Sal Valentino is perhaps best known as the vocalist for the Beau Brummels. While I’m familiar with the name of that band, I’m not really familiar with their music, so I came into this a newbie to the sounds of Valentino. Overall, the music is combination of country, rockabilly and classic rock. Somehow the vocals remind me of Willie Nelson. At times that comparison is less valid than at other points, but it never really goes away. Whatever you call it, though, this is a great album that works really well.

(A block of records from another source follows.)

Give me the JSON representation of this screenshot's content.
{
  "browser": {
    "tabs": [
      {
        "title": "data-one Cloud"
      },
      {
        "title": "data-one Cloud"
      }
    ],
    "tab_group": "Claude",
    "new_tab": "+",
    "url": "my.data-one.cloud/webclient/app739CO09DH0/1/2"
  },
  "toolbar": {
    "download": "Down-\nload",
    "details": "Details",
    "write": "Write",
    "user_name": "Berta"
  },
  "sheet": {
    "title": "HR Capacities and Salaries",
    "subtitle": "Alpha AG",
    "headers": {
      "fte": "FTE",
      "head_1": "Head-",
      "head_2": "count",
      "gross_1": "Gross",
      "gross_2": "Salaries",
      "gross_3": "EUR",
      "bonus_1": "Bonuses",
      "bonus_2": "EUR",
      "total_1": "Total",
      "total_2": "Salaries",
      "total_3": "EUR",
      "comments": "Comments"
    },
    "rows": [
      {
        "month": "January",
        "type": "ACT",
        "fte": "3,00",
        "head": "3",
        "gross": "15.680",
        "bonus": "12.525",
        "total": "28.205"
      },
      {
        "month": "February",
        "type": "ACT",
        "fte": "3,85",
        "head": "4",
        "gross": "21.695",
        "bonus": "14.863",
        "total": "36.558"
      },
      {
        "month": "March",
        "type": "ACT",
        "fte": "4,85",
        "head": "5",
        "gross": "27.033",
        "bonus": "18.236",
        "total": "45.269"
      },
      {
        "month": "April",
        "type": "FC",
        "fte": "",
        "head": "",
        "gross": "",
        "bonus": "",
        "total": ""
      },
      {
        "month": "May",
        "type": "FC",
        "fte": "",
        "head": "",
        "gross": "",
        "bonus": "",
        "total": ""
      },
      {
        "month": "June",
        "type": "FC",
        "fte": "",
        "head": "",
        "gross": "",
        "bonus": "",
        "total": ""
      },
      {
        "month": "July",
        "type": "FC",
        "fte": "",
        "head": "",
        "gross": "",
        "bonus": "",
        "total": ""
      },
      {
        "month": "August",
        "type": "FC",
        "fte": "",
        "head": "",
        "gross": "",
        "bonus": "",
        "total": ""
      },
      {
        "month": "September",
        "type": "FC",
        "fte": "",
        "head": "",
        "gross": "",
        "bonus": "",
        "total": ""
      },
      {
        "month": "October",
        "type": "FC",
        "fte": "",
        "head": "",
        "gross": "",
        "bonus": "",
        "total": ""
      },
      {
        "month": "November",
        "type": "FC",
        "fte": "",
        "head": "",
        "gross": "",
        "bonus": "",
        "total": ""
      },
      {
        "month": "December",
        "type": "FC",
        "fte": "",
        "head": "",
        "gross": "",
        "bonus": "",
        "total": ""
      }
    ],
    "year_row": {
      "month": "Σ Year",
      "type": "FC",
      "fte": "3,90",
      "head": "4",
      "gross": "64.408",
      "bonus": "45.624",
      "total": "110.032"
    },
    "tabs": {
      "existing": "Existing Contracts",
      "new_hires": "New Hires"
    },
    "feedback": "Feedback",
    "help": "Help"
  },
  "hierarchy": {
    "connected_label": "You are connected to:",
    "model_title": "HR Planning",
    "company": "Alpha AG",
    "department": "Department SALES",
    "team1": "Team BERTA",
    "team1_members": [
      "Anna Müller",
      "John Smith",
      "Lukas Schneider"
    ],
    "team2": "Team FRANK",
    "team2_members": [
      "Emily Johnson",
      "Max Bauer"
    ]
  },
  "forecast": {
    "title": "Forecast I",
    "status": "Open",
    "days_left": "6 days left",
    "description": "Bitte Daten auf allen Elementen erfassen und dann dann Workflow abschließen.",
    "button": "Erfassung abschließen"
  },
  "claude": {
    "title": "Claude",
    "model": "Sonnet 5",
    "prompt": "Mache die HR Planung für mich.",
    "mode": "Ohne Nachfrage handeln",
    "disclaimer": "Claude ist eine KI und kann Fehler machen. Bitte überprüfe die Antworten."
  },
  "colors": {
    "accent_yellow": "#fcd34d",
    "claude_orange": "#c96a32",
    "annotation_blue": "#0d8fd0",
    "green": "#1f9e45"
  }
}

This review is available in book format (hardcover and paperback) in Music Street Journal: 2011  Volume 6 at lulu.com/strangesound.

Track by Track Review
Love Song

The music here is pretty and Latin textured in terms of the rhythm section. Intricate acoustic guitar weaves patterns of melody around as the rest of the group keep the song going.

HWY 49
The introduction to this feels a bit like some kind of progressive rock tune. From there, though, it works into a rockabilly meets country music approach. This is another tasty piece and a great way to change it up from the last one.
Snowman
Basically balladic, this is a playful number that has a lot of rockabilly and some blues built into the arrangement. It’s quite different from either of the first two tracks, but closely related enough to keep it all consistent. The guitar soloing is especially tasty.
Valley of Woe
Combine bluegrass with the blues and add a modern sensibility and you’ll have a good idea of what this piece sounds like. It’s got a lot of energy and is lots of fun. The organic, acoustic based arrangement is a nice change of pace. There’s even a bit of a punk sneer on some of the vocals here.
Weakness In Me
Starting on acoustic guitar like an old school, back porch blues, that motif (with minor augmentation) serves as the backdrop for the first vocals. Other instrumentation come in to add some class and style as it continues, though. There’s a cool melodic, echoey guitar solo later in the track, too.
Lookin' for You
Bouncy and fun, this is a killer rockabilly jam with an emphasis on the old school rock and roll.
Dreamin' Man
As the title track comes in, it’s almost R & B styled. There’s a tasty guitar soloing overhead. It moves to more classic rock stylings in a mellow motif and is extremely dramatic and powerful.
Catherine I Do
Ballad-based, this is a cool tune that works well. It’s more modern in texture than a lot of the other stuff.
Lovin' Fallin'
Here’s another smooth rock tune with a lot of old school roots. There’s some great acoustic guitar soloing built into the piece.
That Way
The closing number is a thoughtful and tasty ballad that’s mostly contemporary country meets classic rock in style. I’m not so sure this was the best choice for ending the disc, though, because it seems to carry on a bit too long.